Soğuk savaş genel olarak iki taraf arasında çatışmaya dönüşme potansiyeli bulunan ve silah kullanmaksızın yaşanan anlaşmazlık/mücadele durumudur. Birinci soğuk savaş dönemi 2.Dünya Savaşıyla başlamış ve SSCB’nin dağılmasıyla sona ermiştir.
Birinci dönemin tarafları ABD ve SSCB’dir. Diğer ülkeler bu iki tarafın dengesine etki edebildiği ölçüde gündeme gelmiş, oyun alanına girebilmiştir. Örneğin Japonya, Hindistan, Vietnam...
Şimdilerde şu soru gündemde...
2.Soğuk Savaş mı başlıyor?
Bu konuda ilginç araştırmalar yapılıyor. Örneğin Colorado Üniversitesi’nden Aaron Clauset 1823’ten 2003’e kadar olan tüm savaşların sebep ve sonuçlarını belirli rakamlar la bilgisayar ortamına taşımış ve istatistiksel olarak yoğunlaşma grafikleri oluşturmuş. Clauset, 3.Dünya Savaşı için en az 100 yıllık alt sınıra ulaşılması gerektiğini iddia ediyor. Bu iddiaya bakılırsa daha 20 yılımız var.
Ama asıl soruya cevap bulmak için iki önemli yaklaşımı dikkatinize sunalım...
(1)Bir dönem Harvard Üniversitesinde de görev yapmış olan William Overholt ABD’nin küresel ölçekteki konumunu devam ettirmek için Asya’daki yönelimine dikkat çekiyor. Zira ABD’nin askeri, ekonomik ve kültürel bakımdan 2000’li yıllarda geriye gitmeye başlayan gücü (hala en yaygını olsa da) son yıllarda baskın olmaktan uzaklaşıyor. Overholt yaşadığımız bu süreçte yeni bir soğuk savaşın ABD-Çin arasında konumlanacağını ve bu dengede Japonya ile Tayvan’ın etkisinin büyük olacağını söylüyor.
Ancak 2011’den sonra Ortadoğu’da yeni bir kırılma yaşandı. Rusya kendisini çevreleme politikasını uzakta karşılamak ve “sıcak denizlere inme” hedefini uyarlamak için Ortadoğu’ya odaklandı ve masanın diğer tarafındaki oyun kurucu haline geldi.

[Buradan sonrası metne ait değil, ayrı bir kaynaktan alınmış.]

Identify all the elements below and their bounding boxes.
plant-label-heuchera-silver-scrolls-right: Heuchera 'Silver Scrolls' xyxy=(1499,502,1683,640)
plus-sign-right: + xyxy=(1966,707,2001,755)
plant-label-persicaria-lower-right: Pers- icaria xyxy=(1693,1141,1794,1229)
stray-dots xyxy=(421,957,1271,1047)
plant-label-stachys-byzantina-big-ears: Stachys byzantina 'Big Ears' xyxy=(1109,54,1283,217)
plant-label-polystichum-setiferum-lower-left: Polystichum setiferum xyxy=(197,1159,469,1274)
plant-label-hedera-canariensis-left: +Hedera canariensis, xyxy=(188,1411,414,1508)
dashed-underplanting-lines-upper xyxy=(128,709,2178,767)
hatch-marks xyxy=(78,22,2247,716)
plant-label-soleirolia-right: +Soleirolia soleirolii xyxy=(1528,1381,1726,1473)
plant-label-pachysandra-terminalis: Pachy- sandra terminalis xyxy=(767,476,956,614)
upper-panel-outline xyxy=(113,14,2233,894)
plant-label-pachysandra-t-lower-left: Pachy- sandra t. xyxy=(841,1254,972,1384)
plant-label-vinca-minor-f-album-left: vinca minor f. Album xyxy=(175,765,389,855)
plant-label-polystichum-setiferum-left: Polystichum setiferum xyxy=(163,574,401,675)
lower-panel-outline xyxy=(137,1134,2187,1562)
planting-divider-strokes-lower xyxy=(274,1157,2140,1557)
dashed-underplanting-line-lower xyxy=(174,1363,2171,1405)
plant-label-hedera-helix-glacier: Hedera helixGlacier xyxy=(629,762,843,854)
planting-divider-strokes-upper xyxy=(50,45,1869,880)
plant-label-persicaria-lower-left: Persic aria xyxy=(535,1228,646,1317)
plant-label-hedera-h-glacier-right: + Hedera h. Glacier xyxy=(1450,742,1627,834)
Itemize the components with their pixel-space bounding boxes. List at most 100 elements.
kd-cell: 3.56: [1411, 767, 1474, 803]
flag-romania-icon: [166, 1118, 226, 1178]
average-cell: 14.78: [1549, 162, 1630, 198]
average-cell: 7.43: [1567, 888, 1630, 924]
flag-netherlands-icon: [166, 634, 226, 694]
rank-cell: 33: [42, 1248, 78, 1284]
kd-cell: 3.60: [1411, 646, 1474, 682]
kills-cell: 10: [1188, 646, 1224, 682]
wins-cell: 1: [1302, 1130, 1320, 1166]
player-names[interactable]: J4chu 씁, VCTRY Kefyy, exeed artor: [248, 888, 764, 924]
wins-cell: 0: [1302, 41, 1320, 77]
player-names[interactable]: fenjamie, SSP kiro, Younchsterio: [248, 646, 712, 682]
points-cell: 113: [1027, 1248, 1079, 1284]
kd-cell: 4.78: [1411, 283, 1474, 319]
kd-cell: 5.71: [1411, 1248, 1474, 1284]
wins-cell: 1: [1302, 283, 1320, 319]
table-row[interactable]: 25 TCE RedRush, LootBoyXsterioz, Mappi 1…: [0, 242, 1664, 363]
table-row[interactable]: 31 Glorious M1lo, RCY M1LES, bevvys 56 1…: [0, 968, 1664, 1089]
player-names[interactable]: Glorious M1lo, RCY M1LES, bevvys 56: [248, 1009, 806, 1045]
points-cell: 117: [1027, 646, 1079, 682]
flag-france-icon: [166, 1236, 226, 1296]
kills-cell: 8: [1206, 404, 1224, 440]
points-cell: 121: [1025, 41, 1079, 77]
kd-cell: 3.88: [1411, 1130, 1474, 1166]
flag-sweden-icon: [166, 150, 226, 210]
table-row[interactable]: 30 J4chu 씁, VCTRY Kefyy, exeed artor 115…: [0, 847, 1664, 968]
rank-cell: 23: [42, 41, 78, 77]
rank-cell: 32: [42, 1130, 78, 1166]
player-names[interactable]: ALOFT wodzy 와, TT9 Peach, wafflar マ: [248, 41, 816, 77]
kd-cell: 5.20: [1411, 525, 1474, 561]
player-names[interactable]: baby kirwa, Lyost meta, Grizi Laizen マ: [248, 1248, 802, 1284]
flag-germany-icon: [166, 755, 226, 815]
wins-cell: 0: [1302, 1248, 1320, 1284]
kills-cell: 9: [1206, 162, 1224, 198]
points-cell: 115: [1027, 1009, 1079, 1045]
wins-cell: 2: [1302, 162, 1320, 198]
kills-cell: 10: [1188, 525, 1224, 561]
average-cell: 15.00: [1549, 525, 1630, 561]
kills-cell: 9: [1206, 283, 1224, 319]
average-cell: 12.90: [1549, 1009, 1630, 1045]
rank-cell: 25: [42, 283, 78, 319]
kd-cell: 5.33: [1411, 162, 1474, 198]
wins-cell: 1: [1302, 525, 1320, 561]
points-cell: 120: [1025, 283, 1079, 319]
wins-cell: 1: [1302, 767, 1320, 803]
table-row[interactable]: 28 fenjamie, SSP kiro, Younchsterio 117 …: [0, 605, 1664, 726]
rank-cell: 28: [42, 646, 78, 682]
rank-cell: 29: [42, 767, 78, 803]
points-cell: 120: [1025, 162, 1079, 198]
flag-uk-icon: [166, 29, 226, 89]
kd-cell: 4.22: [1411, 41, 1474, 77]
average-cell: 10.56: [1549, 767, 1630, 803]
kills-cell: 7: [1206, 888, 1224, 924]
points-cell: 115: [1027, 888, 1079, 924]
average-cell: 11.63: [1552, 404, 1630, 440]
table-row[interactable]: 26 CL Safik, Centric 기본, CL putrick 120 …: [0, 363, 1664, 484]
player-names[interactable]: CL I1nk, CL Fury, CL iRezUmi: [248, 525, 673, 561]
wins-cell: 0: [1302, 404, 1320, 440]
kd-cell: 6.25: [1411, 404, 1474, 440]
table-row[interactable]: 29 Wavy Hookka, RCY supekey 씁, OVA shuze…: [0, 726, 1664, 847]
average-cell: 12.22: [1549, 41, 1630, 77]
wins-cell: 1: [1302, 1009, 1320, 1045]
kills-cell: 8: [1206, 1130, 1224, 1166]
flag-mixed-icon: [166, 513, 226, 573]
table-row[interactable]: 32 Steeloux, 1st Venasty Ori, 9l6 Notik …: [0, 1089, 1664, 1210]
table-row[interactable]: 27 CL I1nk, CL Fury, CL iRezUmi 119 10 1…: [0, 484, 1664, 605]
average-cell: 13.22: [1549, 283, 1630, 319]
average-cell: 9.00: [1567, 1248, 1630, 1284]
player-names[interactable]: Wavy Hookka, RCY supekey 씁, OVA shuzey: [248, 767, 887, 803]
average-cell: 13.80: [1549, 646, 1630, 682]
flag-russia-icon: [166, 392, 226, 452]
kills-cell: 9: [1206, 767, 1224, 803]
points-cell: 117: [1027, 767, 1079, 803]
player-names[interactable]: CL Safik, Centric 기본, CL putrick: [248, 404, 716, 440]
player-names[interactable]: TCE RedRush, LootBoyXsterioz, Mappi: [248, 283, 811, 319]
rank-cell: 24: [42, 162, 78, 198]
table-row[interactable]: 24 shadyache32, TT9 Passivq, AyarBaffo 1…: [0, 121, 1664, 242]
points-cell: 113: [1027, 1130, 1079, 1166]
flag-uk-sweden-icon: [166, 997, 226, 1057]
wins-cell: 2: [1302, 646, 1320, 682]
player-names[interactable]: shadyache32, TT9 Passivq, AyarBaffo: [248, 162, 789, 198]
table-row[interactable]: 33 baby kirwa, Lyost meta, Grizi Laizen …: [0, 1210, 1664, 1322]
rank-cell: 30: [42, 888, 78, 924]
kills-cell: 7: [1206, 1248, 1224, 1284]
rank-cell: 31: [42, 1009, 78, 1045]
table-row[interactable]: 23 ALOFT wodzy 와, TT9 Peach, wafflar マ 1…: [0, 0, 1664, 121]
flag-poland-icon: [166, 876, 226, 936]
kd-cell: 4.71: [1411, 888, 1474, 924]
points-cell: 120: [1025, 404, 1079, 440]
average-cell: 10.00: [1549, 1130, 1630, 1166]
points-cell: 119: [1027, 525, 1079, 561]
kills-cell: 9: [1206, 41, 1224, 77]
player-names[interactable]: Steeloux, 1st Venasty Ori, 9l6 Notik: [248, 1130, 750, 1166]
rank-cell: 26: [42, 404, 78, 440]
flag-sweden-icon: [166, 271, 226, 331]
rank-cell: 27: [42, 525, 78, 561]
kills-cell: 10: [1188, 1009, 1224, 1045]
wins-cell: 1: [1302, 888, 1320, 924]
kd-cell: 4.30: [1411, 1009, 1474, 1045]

(2)Soğuk savaşın sona erişinden bu yana yaklaşık 30 yıl geçti. Dünya savaşlarının iklimi o günkü denklem için geçerli olsa da taşıdığı izler bugüne ışık tutar nitelikte. İlk soğuk savaş döneminin tarafları ABD ve Rusya bir başka oyuncu ile ayrışıyor ya da ortaklaşıyor. Yeni dönemde karşı kutbun merkezinde Çin konumlanırken, ABD-Rusya rekabeti Çin’in orta ve uzak vadedeki planlarına göre biçimleniyor. İşte bu noktada egemen güçlerin “Tukidides tuzağına” düşüp düşmeyecekleri yeni soğuk savaşın akıbetini belirler deniliyor. Tukidides antik Yunanistan’da Atina ve Sparta arasındaki savaşı tarihe kaydeden kişi. Graham Allison’da bu tuzağı şöyle anlatıyor. Yükselen bir gücün egemen olduğu kabul edilen başka bir gücün yerine geçmesi tehlikesine karşı gelişen karmaşık gerilim. Allison’ a göre son beş yüz yılda 16 kez egemen bir güç yükselmekte olan başka bir güç tarafından tehdit edilmiş. Bunların 12’sinde savaş meydana gelmiş.
Her iki yaklaşımında ortak noktası şu.
Birinci soğuk savaşın aktörleri bugün de benzer bir alanda kendisini gösteriyor. Yine Rusya çevrelenmek isteniyor ancak bu kez ikincil hedef konumunda. Bu kez yeni savaş alanının Orta Asya ve Trans Atlantik ile iç içe geçmekte olduğunu görüyoruz. Asıl hedef onunla etkileşimi kesilmek istenen Çin...
Bu sebeple bugün Ortadoğu’da insanlar ölürken, sınırlar tanzim edilirken daha yukarıda başlayan asıl güç mücadelesi göz ardı edilmemeli.